Dizem que falar mal da religião é chutar cachorro morto, mas a "raiva canina" ainda não foi eliminada. O maior mal da religião é fazer com que um século e meio tenha se passado desde essas palavras e até hoje a sociedade não as enxerga. A religião, sim, é a culpada, pois ensina o respeito à ordem, o não-questionar, o ter-de-acreditar. Daí nem os cientistas mesmos saberem questionar o sistema. "Deus é incognoscível", mas continuamos extraindo a moral dele, ou melhor, de seus parasitas. E mesmo quando nos dizemos "modernos", "espíritas", "católicos-não-praticantes", "espiritualistas-independentes-de-religião", "humanistas seculares", ainda seguimos a mesma moral religiosa que domina o ambiente cultural, pois acreditamos que "a religião dos outros deve ser respeitada". Os poucos que se levantam para dizer a verdade são silenciados, pois "certas coisas não se discute". Chega de mordomia! Para o inferno com a mentira. A religião é o maior de todos os males, e deve ser combatida dia e noite.

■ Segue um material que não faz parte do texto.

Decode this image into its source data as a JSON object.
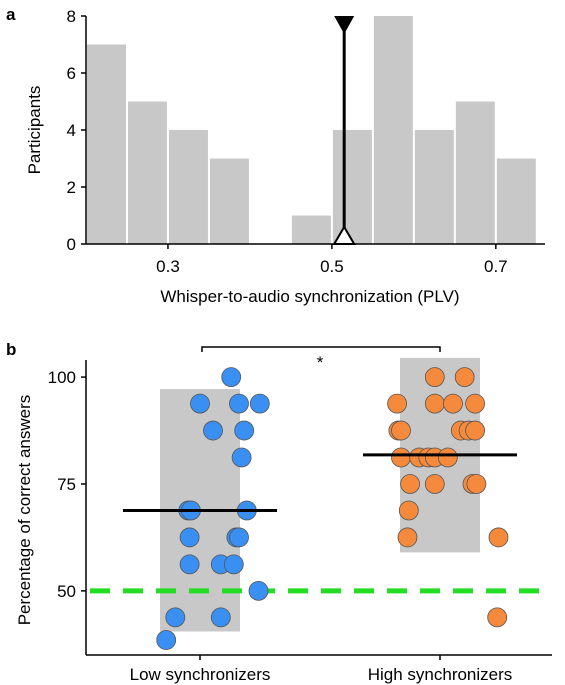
{
  "panel_a": {
    "label": "a",
    "chart_data": {
      "type": "bar",
      "subtype": "histogram",
      "bins": [
        {
          "x0": 0.2,
          "x1": 0.25,
          "count": 7
        },
        {
          "x0": 0.25,
          "x1": 0.3,
          "count": 5
        },
        {
          "x0": 0.3,
          "x1": 0.35,
          "count": 4
        },
        {
          "x0": 0.35,
          "x1": 0.4,
          "count": 3
        },
        {
          "x0": 0.4,
          "x1": 0.45,
          "count": 0
        },
        {
          "x0": 0.45,
          "x1": 0.5,
          "count": 1
        },
        {
          "x0": 0.5,
          "x1": 0.55,
          "count": 4
        },
        {
          "x0": 0.55,
          "x1": 0.6,
          "count": 8
        },
        {
          "x0": 0.6,
          "x1": 0.65,
          "count": 4
        },
        {
          "x0": 0.65,
          "x1": 0.7,
          "count": 5
        },
        {
          "x0": 0.7,
          "x1": 0.75,
          "count": 3
        }
      ],
      "threshold_x": 0.515,
      "xlabel": "Whisper-to-audio synchronization (PLV)",
      "ylabel": "Participants",
      "xticks": [
        0.3,
        0.5,
        0.7
      ],
      "xtick_labels": [
        "0.3",
        "0.5",
        "0.7"
      ],
      "yticks": [
        0,
        2,
        4,
        6,
        8
      ],
      "xlim": [
        0.2,
        0.76
      ],
      "ylim": [
        0,
        8
      ],
      "bar_color": "#c8c8c8"
    }
  },
  "panel_b": {
    "label": "b",
    "chart_data": {
      "type": "scatter",
      "ylabel": "Percentage of correct answers",
      "yticks": [
        50,
        75,
        100
      ],
      "ylim": [
        35,
        104
      ],
      "chance_level": 50,
      "chance_color": "#22dd22",
      "categories": [
        "Low synchronizers",
        "High synchronizers"
      ],
      "significance": "*",
      "series": [
        {
          "group": "Low synchronizers",
          "color": "#3a8ff2",
          "mean": 68.8,
          "box": [
            40.5,
            97.2
          ],
          "points": [
            {
              "jitter": -0.26,
              "y": 38.5
            },
            {
              "jitter": -0.19,
              "y": 43.8
            },
            {
              "jitter": 0.16,
              "y": 43.8
            },
            {
              "jitter": -0.08,
              "y": 56.2
            },
            {
              "jitter": 0.16,
              "y": 56.2
            },
            {
              "jitter": 0.26,
              "y": 56.2
            },
            {
              "jitter": 0.45,
              "y": 50.0
            },
            {
              "jitter": -0.08,
              "y": 62.5
            },
            {
              "jitter": 0.28,
              "y": 62.5
            },
            {
              "jitter": 0.3,
              "y": 62.5
            },
            {
              "jitter": -0.09,
              "y": 68.8
            },
            {
              "jitter": -0.07,
              "y": 68.8
            },
            {
              "jitter": 0.36,
              "y": 68.8
            },
            {
              "jitter": 0.32,
              "y": 81.2
            },
            {
              "jitter": 0.1,
              "y": 87.5
            },
            {
              "jitter": 0.34,
              "y": 87.5
            },
            {
              "jitter": 0.0,
              "y": 93.8
            },
            {
              "jitter": 0.3,
              "y": 93.8
            },
            {
              "jitter": 0.46,
              "y": 93.8
            },
            {
              "jitter": 0.24,
              "y": 100.0
            }
          ]
        },
        {
          "group": "High synchronizers",
          "color": "#f58a3c",
          "mean": 81.8,
          "box": [
            59.0,
            104.5
          ],
          "points": [
            {
              "jitter": -0.25,
              "y": 62.5
            },
            {
              "jitter": 0.45,
              "y": 62.5
            },
            {
              "jitter": -0.24,
              "y": 68.8
            },
            {
              "jitter": -0.23,
              "y": 75.0
            },
            {
              "jitter": -0.04,
              "y": 75.0
            },
            {
              "jitter": 0.25,
              "y": 75.0
            },
            {
              "jitter": 0.28,
              "y": 75.0
            },
            {
              "jitter": -0.3,
              "y": 81.2
            },
            {
              "jitter": -0.16,
              "y": 81.2
            },
            {
              "jitter": -0.09,
              "y": 81.2
            },
            {
              "jitter": -0.04,
              "y": 81.2
            },
            {
              "jitter": 0.06,
              "y": 81.2
            },
            {
              "jitter": -0.32,
              "y": 87.5
            },
            {
              "jitter": -0.3,
              "y": 87.5
            },
            {
              "jitter": 0.16,
              "y": 87.5
            },
            {
              "jitter": 0.22,
              "y": 87.5
            },
            {
              "jitter": 0.27,
              "y": 87.5
            },
            {
              "jitter": -0.33,
              "y": 93.8
            },
            {
              "jitter": -0.04,
              "y": 93.8
            },
            {
              "jitter": 0.1,
              "y": 93.8
            },
            {
              "jitter": 0.27,
              "y": 93.8
            },
            {
              "jitter": -0.04,
              "y": 100.0
            },
            {
              "jitter": 0.19,
              "y": 100.0
            },
            {
              "jitter": 0.44,
              "y": 43.8
            }
          ]
        }
      ]
    }
  }
}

"Mas, coitados de nós, o que chuparemos enquanto a morre assustadora não vem? Quem vai nos contar histórias para dormir, agora que você nos quer fazer crescer? Não queríamos ter que crescer! É tão bom ter um confortozinho especial, e além do mais não estou fazendo mal a ninguém, a não ser àqueles que ataco e humilho mesmo sem querer, graças à minha moralidade retrógrada e mal informada, mas estudar é tão trabalhoso, você não pode chamar nossa ignorância de imoral só porque estudou."
Arrogante, eu? Apenas me pergunto: por que a maldita certeza, se dizem que Deus é incognoscível? Mistério, é só o que temos, mas na hora de atacar, de reprimir, de moldar a mente das crianças, assumimos o que a maioria assume, e com uma certeza que deixaria Jesus ruborizado.
A religião não é apenas inútil. Ela enfraquece o espírito crítico e anestesia a razão. O consolo que traz é o de desarmar um povo outrora autêntico e bravo. Um povo que já foi digno, e que hoje é um papagaio da razão (?) alheia, que não aprendeu a ler pois foi ensinado a "ler de tudo" - modernos! Pós-modernos! Quem diz "não acredite em tudo que lê" não aprendeu ainda a ler. "Confie desconfiando" talvez seja melhor. Enfim, não há fórmula simples para se ensinar a ler (muito menos a pensar!). E de qualquer maneira, depois que se aprende o funcionamento e o método da lógica, da ciência e da filosofia, há muitos livros que não devem mais ser lidos!
Na melhor das hipóteses, a religião é apenas um desvio de tempo e energia do que poderia ser a construção de um entendimento melhor entre as pessoas, famílias, classes sociais e povos. Mas nossa covardia e preguiça são maiores que nosso entendimento.